One of these days, I was struck by a tremendous longing. While reading and taking notes, I felt an overwhelming longing for my grandfather, who passed away more than 20 years ago. I paused briefly and let myself be hit by this nostalgic wave, which took me to the past in a few seconds. I soon wondered which element of the gift had provoked such a sudden trip.
The only thing that occurred to me was that I had written down the year of my birth and perhaps that, just that, would have been enough to trigger memories of such a distant past in me. I'll never know for sure, but this feeling has intrigued me for a long time.
Several times, I find myself remembering someone or some event in the most (apparently) disconnected and ordinary moments. Doing domestic activities, driving, crossing the street, reading a book, I remember someone I haven't seen for many years, someone with whom I haven't even been close, people who for some fortuitous reason crossed my path.

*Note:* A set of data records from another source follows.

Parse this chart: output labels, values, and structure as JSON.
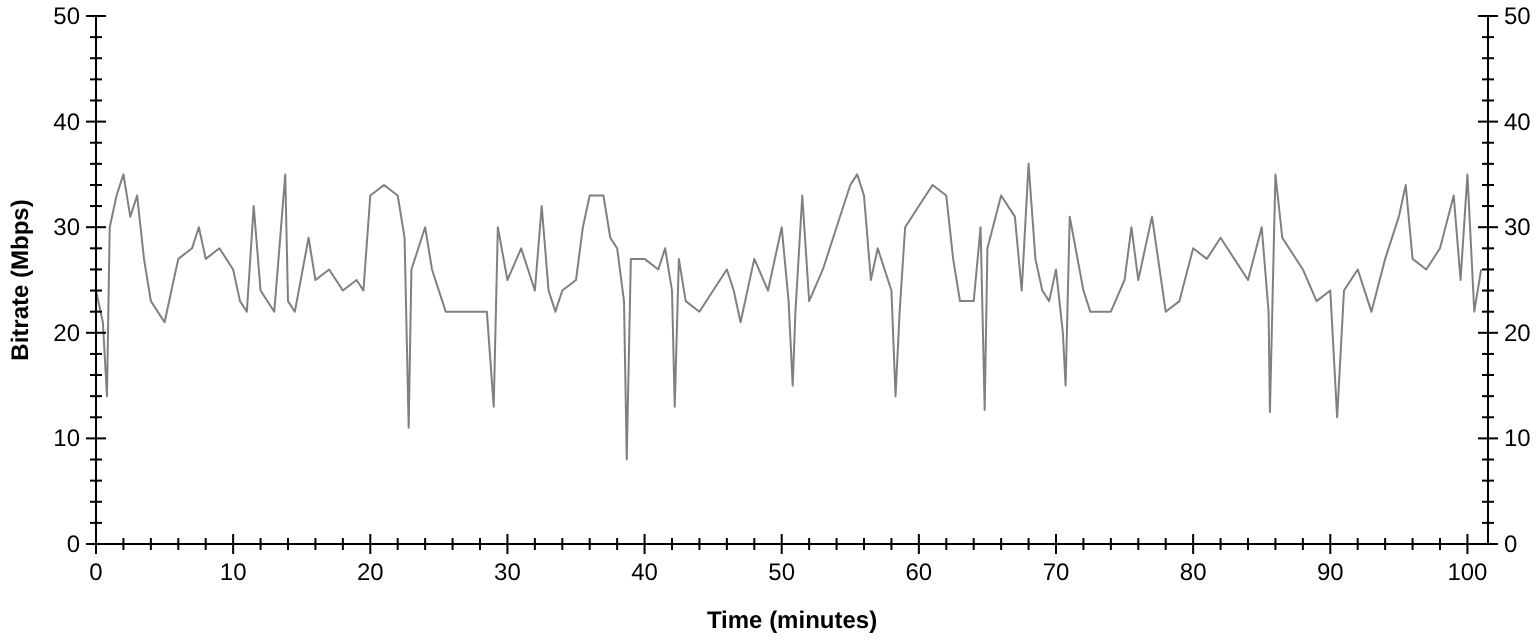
{
  "chart_data": {
    "type": "line",
    "xlabel": "Time (minutes)",
    "ylabel": "Bitrate (Mbps)",
    "xlim": [
      0,
      101.5
    ],
    "ylim": [
      0,
      50
    ],
    "y2lim": [
      0,
      50
    ],
    "xticks": [
      0,
      {
        "value": 2,
        "label": null
      },
      {
        "value": 4,
        "label": null
      },
      {
        "value": 6,
        "label": null
      },
      {
        "value": 8,
        "label": null
      },
      10,
      {
        "value": 12,
        "label": null
      },
      {
        "value": 14,
        "label": null
      },
      {
        "value": 16,
        "label": null
      },
      {
        "value": 18,
        "label": null
      },
      20,
      {
        "value": 22,
        "label": null
      },
      {
        "value": 24,
        "label": null
      },
      {
        "value": 26,
        "label": null
      },
      {
        "value": 28,
        "label": null
      },
      30,
      {
        "value": 32,
        "label": null
      },
      {
        "value": 34,
        "label": null
      },
      {
        "value": 36,
        "label": null
      },
      {
        "value": 38,
        "label": null
      },
      40,
      {
        "value": 42,
        "label": null
      },
      {
        "value": 44,
        "label": null
      },
      {
        "value": 46,
        "label": null
      },
      {
        "value": 48,
        "label": null
      },
      50,
      {
        "value": 52,
        "label": null
      },
      {
        "value": 54,
        "label": null
      },
      {
        "value": 56,
        "label": null
      },
      {
        "value": 58,
        "label": null
      },
      60,
      {
        "value": 62,
        "label": null
      },
      {
        "value": 64,
        "label": null
      },
      {
        "value": 66,
        "label": null
      },
      {
        "value": 68,
        "label": null
      },
      70,
      {
        "value": 72,
        "label": null
      },
      {
        "value": 74,
        "label": null
      },
      {
        "value": 76,
        "label": null
      },
      {
        "value": 78,
        "label": null
      },
      80,
      {
        "value": 82,
        "label": null
      },
      {
        "value": 84,
        "label": null
      },
      {
        "value": 86,
        "label": null
      },
      {
        "value": 88,
        "label": null
      },
      90,
      {
        "value": 92,
        "label": null
      },
      {
        "value": 94,
        "label": null
      },
      {
        "value": 96,
        "label": null
      },
      {
        "value": 98,
        "label": null
      },
      100
    ],
    "yticks": [
      0,
      {
        "value": 2,
        "label": null
      },
      {
        "value": 4,
        "label": null
      },
      {
        "value": 6,
        "label": null
      },
      {
        "value": 8,
        "label": null
      },
      10,
      {
        "value": 12,
        "label": null
      },
      {
        "value": 14,
        "label": null
      },
      {
        "value": 16,
        "label": null
      },
      {
        "value": 18,
        "label": null
      },
      20,
      {
        "value": 22,
        "label": null
      },
      {
        "value": 24,
        "label": null
      },
      {
        "value": 26,
        "label": null
      },
      {
        "value": 28,
        "label": null
      },
      30,
      {
        "value": 32,
        "label": null
      },
      {
        "value": 34,
        "label": null
      },
      {
        "value": 36,
        "label": null
      },
      {
        "value": 38,
        "label": null
      },
      40,
      {
        "value": 42,
        "label": null
      },
      {
        "value": 44,
        "label": null
      },
      {
        "value": 46,
        "label": null
      },
      {
        "value": 48,
        "label": null
      },
      50
    ],
    "y2ticks": [
      0,
      {
        "value": 2,
        "label": null
      },
      {
        "value": 4,
        "label": null
      },
      {
        "value": 6,
        "label": null
      },
      {
        "value": 8,
        "label": null
      },
      10,
      {
        "value": 12,
        "label": null
      },
      {
        "value": 14,
        "label": null
      },
      {
        "value": 16,
        "label": null
      },
      {
        "value": 18,
        "label": null
      },
      20,
      {
        "value": 22,
        "label": null
      },
      {
        "value": 24,
        "label": null
      },
      {
        "value": 26,
        "label": null
      },
      {
        "value": 28,
        "label": null
      },
      30,
      {
        "value": 32,
        "label": null
      },
      {
        "value": 34,
        "label": null
      },
      {
        "value": 36,
        "label": null
      },
      {
        "value": 38,
        "label": null
      },
      40,
      {
        "value": 42,
        "label": null
      },
      {
        "value": 44,
        "label": null
      },
      {
        "value": 46,
        "label": null
      },
      {
        "value": 48,
        "label": null
      },
      50
    ],
    "grid": false,
    "marker": "none",
    "line_style": "solid",
    "series": [
      {
        "color": "#808080",
        "x": [
          0,
          0.5,
          0.8,
          1,
          1.5,
          2,
          2.5,
          3,
          3.5,
          4,
          5,
          5.5,
          6,
          7,
          7.5,
          8,
          9,
          10,
          10.5,
          11,
          11.5,
          12,
          13,
          13.8,
          14,
          14.5,
          15.5,
          16,
          17,
          18,
          19,
          19.5,
          20,
          21,
          22,
          22.5,
          22.8,
          23,
          24,
          24.5,
          25.5,
          26,
          27,
          28,
          28.5,
          29,
          29.3,
          30,
          31,
          32,
          32.5,
          33,
          33.5,
          34,
          35,
          35.5,
          36,
          37,
          37.5,
          38,
          38.5,
          38.7,
          39,
          40,
          41,
          41.5,
          42,
          42.2,
          42.5,
          43,
          44,
          45,
          46,
          46.5,
          47,
          48,
          49,
          50,
          50.5,
          50.8,
          51,
          51.5,
          52,
          53,
          54,
          55,
          55.5,
          56,
          56.5,
          57,
          58,
          58.3,
          58.6,
          59,
          60,
          61,
          62,
          62.5,
          63,
          64,
          64.5,
          64.8,
          65,
          66,
          67,
          67.5,
          68,
          68.5,
          69,
          69.5,
          70,
          70.5,
          70.7,
          71,
          72,
          72.5,
          73,
          74,
          75,
          75.5,
          76,
          77,
          78,
          79,
          80,
          81,
          82,
          83,
          84,
          85,
          85.5,
          85.6,
          86,
          86.5,
          87,
          88,
          89,
          90,
          90.5,
          91,
          92,
          93,
          94,
          95,
          95.5,
          96,
          97,
          98,
          99,
          99.5,
          100,
          100.5,
          101
        ],
        "values": [
          24,
          21,
          14,
          30,
          33,
          35,
          31,
          33,
          27,
          23,
          21,
          24,
          27,
          28,
          30,
          27,
          28,
          26,
          23,
          22,
          32,
          24,
          22,
          35,
          23,
          22,
          29,
          25,
          26,
          24,
          25,
          24,
          33,
          34,
          33,
          29,
          11,
          26,
          30,
          26,
          22,
          22,
          22,
          22,
          22,
          13,
          30,
          25,
          28,
          24,
          32,
          24,
          22,
          24,
          25,
          30,
          33,
          33,
          29,
          28,
          23,
          8,
          27,
          27,
          26,
          28,
          24,
          13,
          27,
          23,
          22,
          24,
          26,
          24,
          21,
          27,
          24,
          30,
          23,
          15,
          22,
          33,
          23,
          26,
          30,
          34,
          35,
          33,
          25,
          28,
          24,
          14,
          22,
          30,
          32,
          34,
          33,
          27,
          23,
          23,
          30,
          12.7,
          28,
          33,
          31,
          24,
          36,
          27,
          24,
          23,
          26,
          20,
          15,
          31,
          24,
          22,
          22,
          22,
          25,
          30,
          25,
          31,
          22,
          23,
          28,
          27,
          29,
          27,
          25,
          30,
          22,
          12.5,
          35,
          29,
          28,
          26,
          23,
          24,
          12,
          24,
          26,
          22,
          27,
          31,
          34,
          27,
          26,
          28,
          33,
          25,
          35,
          22,
          26
        ]
      }
    ]
  }
}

An instant of the present capable of leading up to a scene from the past, no matter how far back it is in time or space.
But the most fascinating situations are those like this recent one, in which I remember someone very close and I am transported to a certain place, at a specific time. More than that, I feel the atmosphere of that moment, an atmosphere, something subjective and vivid, a synesthesia, almost as if I could take time in my hands.
In the text Note on the "Magic Block" , from 1925, Freud makes an analogy between the homonymous toy and the perceptive psychic apparatus. In the device in question, there is a small wax board on which there is a thin, translucent sheet. The latter has two layers, a transparent celluloid film and another that is waxed paper. One does not draw on the Block by depositing something on the sheet, as with a pencil or chalk, but by making grooves, marking the surface with a sharp object. If you want to erase what has been drawn or written, just lift the double sheet and the space is available for new strokes.
Freud points out that when one observes the Magic Block closely, "(...) it is easy to see that the lasting trace of what was written remains on the wax tablet and can be read with adequate lighting (p. 272, ed. Cia das Letras)". The registrations remain there. At this point he draws a comparison with the psychic apparatus, saying that the layer that first receives the stimuli would be like the perceptual-conscious system, which does not maintain lasting traces. The bases of memories and recollections are found in other, more "deep" systems.
In this way, events that seem to have been forgotten are actually recorded in another layer. These are what he calls "mnemonic traces". In this way, nothing would be forgotten. Despite this, Freud reminds us that such traits are not unalterable. He states that our psychic apparatus:
(...) it has an unlimited capacity to receive new perceptions and creates lasting - but not immutable - mnemonic traces of them (p. 269, edition Cia das Letras).
Changeable and enduring, memory holds extraordinary potential. A current element promotes a seam between present and past, in the same way that Freud states that past, present and future are intertwined by the thread of desire. One might think, then, that just as a trickle of water tends to always pass through where a watercourse has already passed, through the furrows left in the earth; A similar process occurs with memory. A component of the present puts into action mnemonic traces, bringing out reminiscences.
To a certain extent, we already have, then, the ability to travel in time. Perhaps we cannot activate such a capacity at will, but our own memory, this truly magical block, holds in itself a time tunnel, capable of taking us to the most distant places and times, in a matter of seconds. I still don't know of a more powerful means of transport.